Mme Parly : L’Europe ne doit pas s’attaquer aux industries de défense par le « biais de la loi et de la jurisprudence »

Il y avait déjà les règles de « compliance », dont l’application « extensive et dévoyée » par de nombreux établissements financiers complique la vie des entreprises de la Base industrielle et technologique de défense [BITD] française. Tel était, en tout cas, le constat dressé par les sénateurs Pascal Allizard et Michel Boutant dans un rapport dédié au financement de l’industrie de l’armement. Les députés Jean-Louis Thiérot et Françoise Ballet-Blu firent le même, en février dernier.

Et il faudra sans doute faire avec les orientations que la Commission européenne dévoilera le 7 juillet dans le cadre de sa nouvelle « stratégie sur la finance durable », qui, s’appuyant sur un rapport de son Centre commun de recherche [JRC], vise à instaurer des critères « écologiques » pour les produits financiers. En clair, l’idée est d’orienter les capitaux vers des activités qui ne portent pas atteinte à l’environnement. À Bruxelles, on parle de « taxinomie ».

« La taxinomie de l’Union européenne est un outil solide et fondé sur des données scientifiques, qui vise à offrir de la transparence aux entreprises et aux investisseurs. Elle constituera pour les investisseurs une référence commune, qu’ils pourront utiliser pour investir dans des projets et des activités économiques ayant une incidence positive notable sur le climat et l’environnement. Elle imposera en outre à un certain nombre d’entreprises et d’acteurs des marchés financiers des obligations de publication d’informations », explique la Commission de Bruxelles.

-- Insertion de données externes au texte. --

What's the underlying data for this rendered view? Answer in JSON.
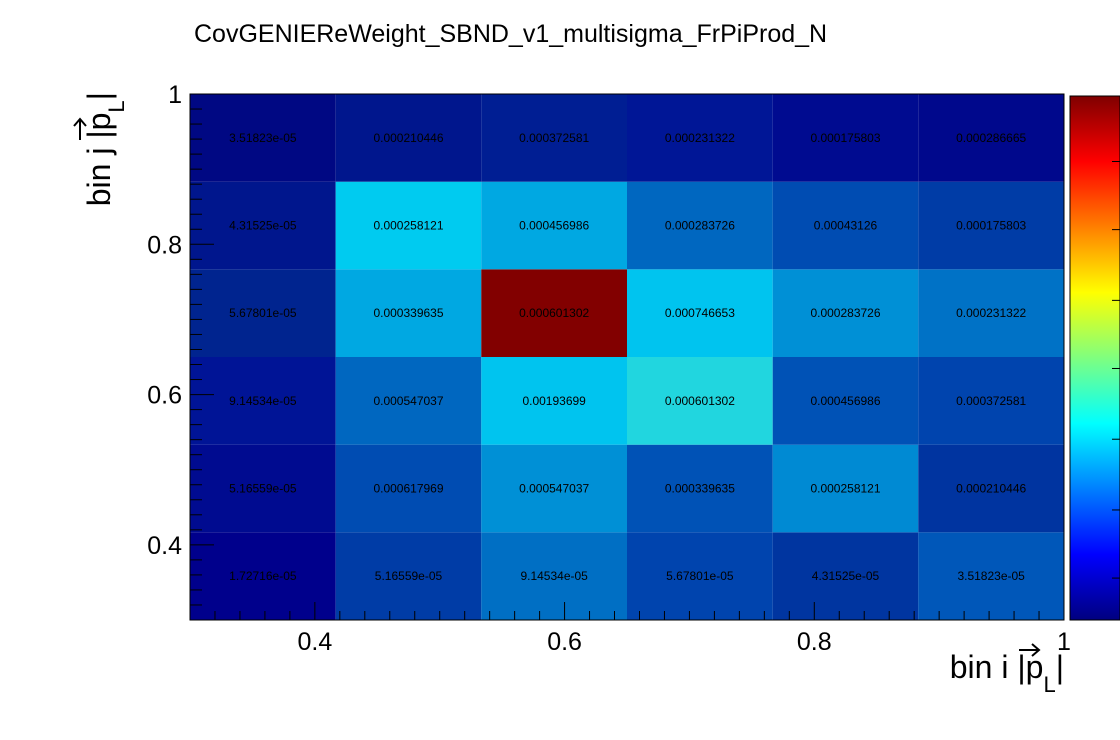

Cet « outil » doit permettre de « flêcher » environ 480 milliards d’euros d’investissements additionnels par an vers la transition écologique. Et cela que cette dernière doit bénéficier de 30% des dépenses prévues au titre du plan de relance européen, adopté en juillet 2020 par les chefs d’État et de gouvernement des 27 pays membres.

Selon le rapport du JRC, ce projet de « taxinomie » parle d’exclure les entreprises si la part de leurs activités de production et de vente d’armes conventionnelles et d’équipements militaires « utilisés pour le combat » dépasse les 5% de leur chiffre d’affaires [.pdf].

Depuis la parution de ce document, des débats ont été engagés… Mais, a priori, les lignes n’ont pas bougé s’agissant des industries de défense, malgré la mobilisation des groupements professionnels du secteur. « Ce qui va sortir du projet de taxonomie de la Commission européenne va être extrêmement important : si les activités de défense sont qualifiées de non durables et, donc, d’une certaine façon non propice à des investissements financiers, ce sera une prescription très, très importante à destination de tous les investisseurs », a ainsi récemment prévenu Éric Béranger, le Pdg de MBDA, lors du dernier Paris Air Forum, le mois dernier.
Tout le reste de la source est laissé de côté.